Oggi, invece, non è più così e, quindi, perlomeno con riferimento alle aziende cedute da soggetti che risultano obbligati alla loro presentazione, vi è dunque un motivo in più per contestare l’adeguatezza di un metodo comunque inidoneo a fornire di per se stesso un’adeguata motivazione all’accertamento, ma a maggior ragione non accettabile come tale, nella misura in cui si dimostra applicato in modo nemmeno conforme ai dettami che, implicitamente, l’Ufficio chiama a supporto, nell’istante in cui, così acriticamente, se ne avvale.
Questa la conclusione cui è pervenuta la IV sezione della C.T. Prov. di Reggio Emilia nella sentenza 18 agosto 2011 n. 143, in relazione a uno dei sempre più numerosi casi di contenzioso che si generano da rettifiche operate dagli Uffici sul valore dell’avviamento relativo a complessi aziendali oggetto di atti di compravendita.
Nella generalità dei casi, queste rettifiche si fondano su un ricalcolo del valore dell’avviamento basato sulla percentuale di redditività, applicata sulla media dei ricavi accertati o, in mancanza, dichiarati ai fini delle imposte sui redditi negli ultimi tre periodi di imposta anteriori a quello in cui è intervenuta la cessione, moltiplicata per tre, fermo restando che:
- la percentuale di redditività non può essere inferiore al rapporto tra il reddito d’impresa e i ricavi accertati o, in mancanza, dichiarati ai fini delle stesse imposte e nel medesimo periodo;
- il moltiplicatore deve essere ridotto da tre a due nei casi in cui ricorrono alcune particolari condizioni (si vedano “Avviamento, il calcolo forfetario ai fini del registro” del 12 novembre 2010 e “Avviamento, la perizia «batte» i calcoli forfetari degli uffici” del 19 novembre 2010).

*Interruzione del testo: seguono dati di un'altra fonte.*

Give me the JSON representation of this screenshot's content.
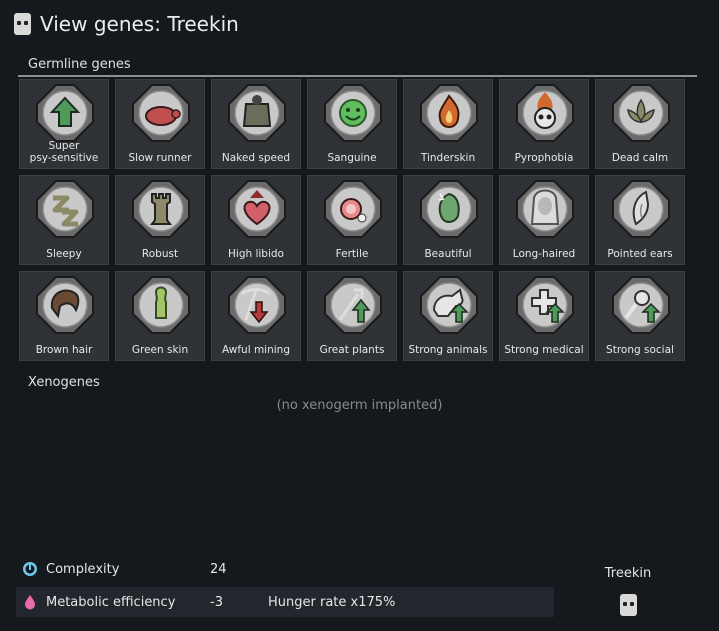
{
  "window": {
    "title": "View genes: Treekin",
    "icon": "xenotype-icon"
  },
  "germline": {
    "label": "Germline genes",
    "genes": [
      {
        "label": "Super\npsy-sensitive",
        "icon": "psy-up-arrow-icon"
      },
      {
        "label": "Slow runner",
        "icon": "turtle-icon"
      },
      {
        "label": "Naked speed",
        "icon": "naked-torso-icon"
      },
      {
        "label": "Sanguine",
        "icon": "smiley-face-icon"
      },
      {
        "label": "Tinderskin",
        "icon": "flame-icon"
      },
      {
        "label": "Pyrophobia",
        "icon": "flaming-skull-icon"
      },
      {
        "label": "Dead calm",
        "icon": "lotus-icon"
      },
      {
        "label": "Sleepy",
        "icon": "zzz-icon"
      },
      {
        "label": "Robust",
        "icon": "tower-icon"
      },
      {
        "label": "High libido",
        "icon": "heart-arrow-icon"
      },
      {
        "label": "Fertile",
        "icon": "egg-sperm-icon"
      },
      {
        "label": "Beautiful",
        "icon": "beautiful-face-icon"
      },
      {
        "label": "Long-haired",
        "icon": "long-hair-icon"
      },
      {
        "label": "Pointed ears",
        "icon": "pointed-ear-icon"
      },
      {
        "label": "Brown hair",
        "icon": "hair-icon"
      },
      {
        "label": "Green skin",
        "icon": "skin-figure-icon"
      },
      {
        "label": "Awful mining",
        "icon": "pickaxe-down-icon"
      },
      {
        "label": "Great plants",
        "icon": "plant-tool-up-icon"
      },
      {
        "label": "Strong animals",
        "icon": "animal-up-icon"
      },
      {
        "label": "Strong medical",
        "icon": "medical-cross-up-icon"
      },
      {
        "label": "Strong social",
        "icon": "social-up-icon"
      }
    ]
  },
  "xenogenes": {
    "label": "Xenogenes",
    "empty_text": "(no xenogerm implanted)"
  },
  "stats": [
    {
      "name": "Complexity",
      "value": "24",
      "extra": "",
      "icon": "complexity-icon",
      "color": "#6ec6e8"
    },
    {
      "name": "Metabolic efficiency",
      "value": "-3",
      "extra": "Hunger rate x175%",
      "icon": "metabolism-icon",
      "color": "#e86aa6"
    }
  ],
  "xenotype": {
    "name": "Treekin",
    "icon": "xenotype-icon"
  }
}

Questo è in effetti ciò che prevedeva il comma 4 dell’art. 2 del DPR n. 460/1996, nell’ottica però completamente diversa di fissazione di un criterio oggettivo per l’individuazione di un valore su cui eventualmente gli Uffici avrebbero potuto accettare la proposta di accertamento con adesione da parte del contribuente, in un’epoca in cui questo istituto non era ancora a regime.

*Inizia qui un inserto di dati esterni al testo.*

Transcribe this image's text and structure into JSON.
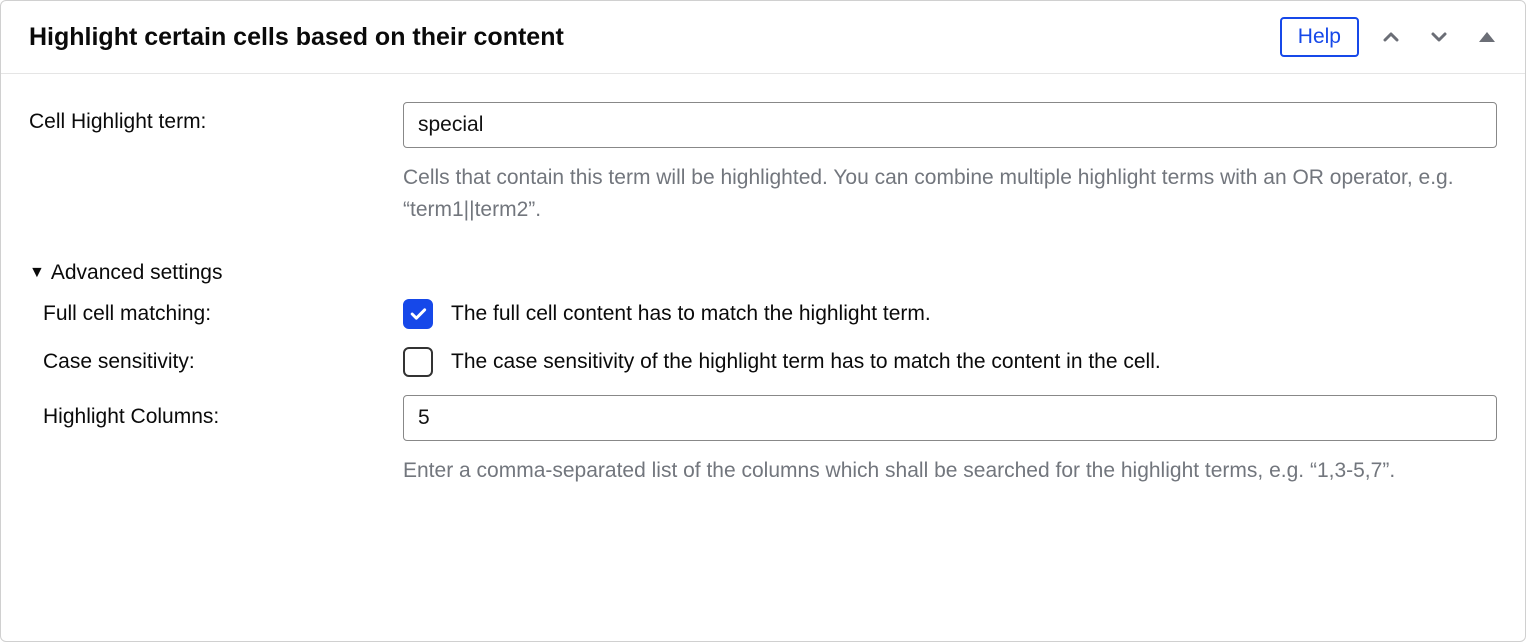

Da allora, sempre più frequentemente, gli Uffici utilizzano questo criterio anche per calcolare l’avviamento che avrebbe dovuto essere dichiarato dal contribuente e procedere quindi all’effettuazione delle corrispondenti rettifiche in sede di accertamento.
La sentenza n. 143/2011 della C.T. Prov. di Reggio Emilia eccepisce la carenza di motivazione per accertamenti basati esclusivamente sull’applicazione di questa metodologia forfetaria di calcolo, senza ulteriori riscontri che non siano mere enunciazioni di stile, quali il generico richiamo “all’ubicazione strategica per la potenzialità della clientela beneficiaria dei servizi che l’azienda poteva fornire sul mercato” e altri similari.

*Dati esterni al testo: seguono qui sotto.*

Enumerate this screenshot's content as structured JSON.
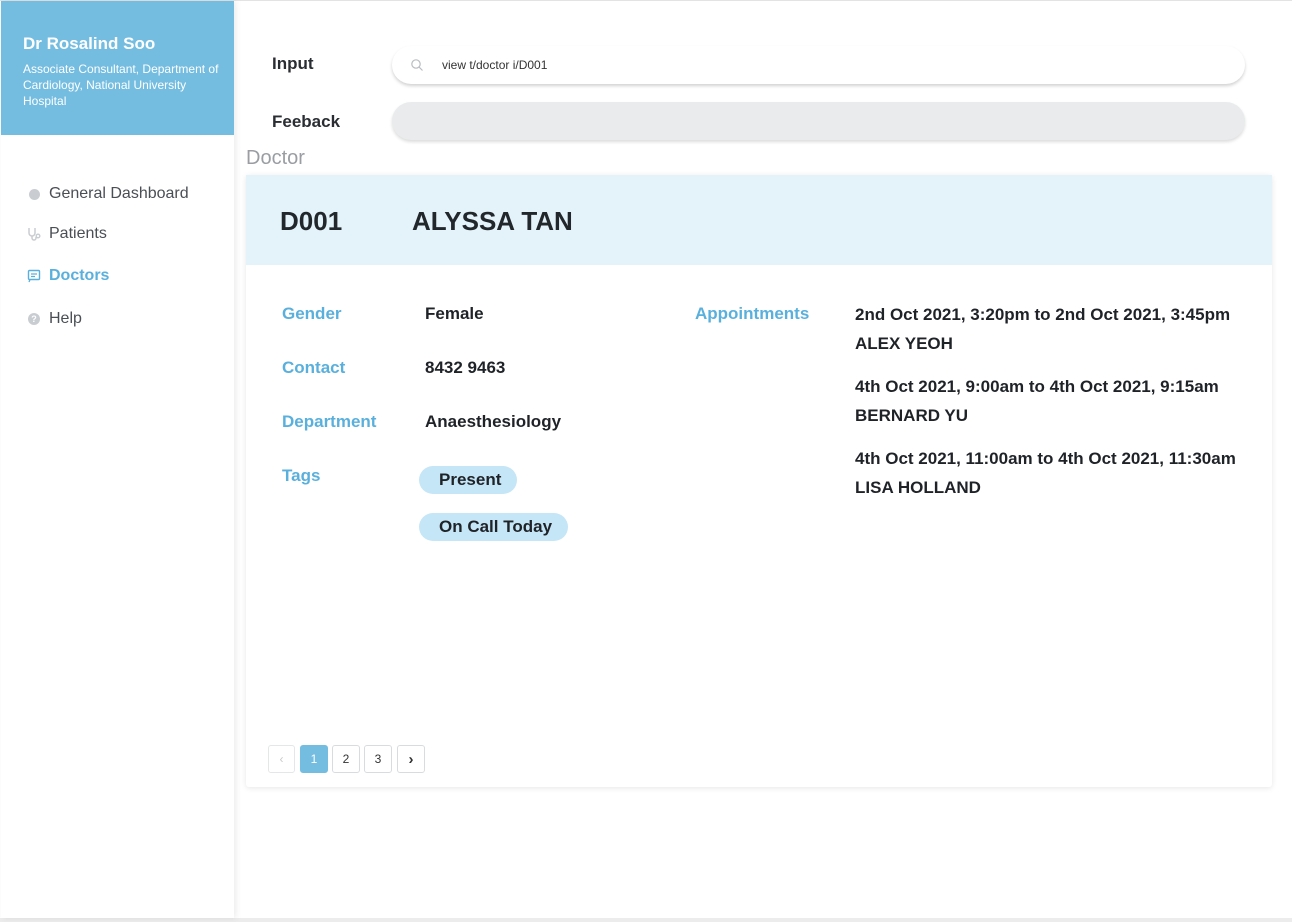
{
  "profile": {
    "name": "Dr Rosalind Soo",
    "role": "Associate Consultant, Department of Cardiology, National University Hospital"
  },
  "nav": {
    "items": [
      {
        "label": "General Dashboard",
        "icon": "dashboard-icon"
      },
      {
        "label": "Patients",
        "icon": "stethoscope-icon"
      },
      {
        "label": "Doctors",
        "icon": "doctor-list-icon",
        "active": true
      },
      {
        "label": "Help",
        "icon": "help-icon"
      }
    ]
  },
  "command": {
    "input_label": "Input",
    "input_value": "view t/doctor i/D001",
    "feedback_label": "Feeback",
    "feedback_text": ""
  },
  "section_title": "Doctor",
  "doctor": {
    "id": "D001",
    "name": "ALYSSA TAN",
    "labels": {
      "gender": "Gender",
      "contact": "Contact",
      "department": "Department",
      "tags": "Tags",
      "appointments": "Appointments"
    },
    "gender": "Female",
    "contact": "8432 9463",
    "department": "Anaesthesiology",
    "tags": [
      "Present",
      "On Call Today"
    ],
    "appointments": [
      {
        "time": "2nd Oct 2021, 3:20pm to  2nd Oct 2021, 3:45pm",
        "patient": "ALEX YEOH"
      },
      {
        "time": "4th Oct 2021, 9:00am to  4th Oct 2021, 9:15am",
        "patient": "BERNARD YU"
      },
      {
        "time": "4th Oct 2021, 11:00am to  4th Oct 2021, 11:30am",
        "patient": "LISA HOLLAND"
      }
    ]
  },
  "pagination": {
    "prev": "‹",
    "pages": [
      "1",
      "2",
      "3"
    ],
    "current_page": "1",
    "next": "›"
  },
  "colors": {
    "accent": "#74bde0",
    "accent_text": "#5ab0dc",
    "header_bg": "#e4f2fa",
    "tag_bg": "#c5e6f7"
  }
}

Calcolo forfetario solo in assenza di elementi desunti dagli studi
Peraltro, il dispositivo della sentenza evidenzia in modo condivisibile e davvero apprezzabile come, anche ammesso che la pedissequa applicazione del metodo forfetario, previsto dal comma 4 dell’art. 2 del DPR n. 460/1996, possa avere tutt’oggi una sua dignità motivazionale di per se stessa, la lettera della norma antepone, al calcolo basato su percentuale di redditività e media triennale dei ricavi, la valutazione “sulla base degli elementi desunti dagli studi di settore”.Solo in difetto di tali elementi diviene allora possibile procedere con il predetto calcolo forfetario, recita la disposizione non più vigente, ma cui gli Uffici dell’Amministrazione finanziaria ritengono tuttora di poter fare sempre più spesso riferimento.
All’epoca degli accertamenti con adesione ex comma 4 dell’art. 2 del DPR n. 460/1996, la mancanza degli elementi desumibili dagli studi di settore era la regola.
Oggi, invece, non è più così e, quindi, perlomeno con riferimento alle aziende cedute da soggetti che risultano obbligati alla loro presentazione, vi è dunque un motivo in più per contestare l’adeguatezza di un metodo comunque inidoneo a fornire di per se stesso un’adeguata motivazione all’accertamento, ma a maggior ragione non accettabile come tale, nella misura in cui si dimostra applicato in modo nemmeno conforme ai dettami che, implicitamente, l’Ufficio chiama a supporto, nell’istante in cui, così acriticamente, se ne avvale.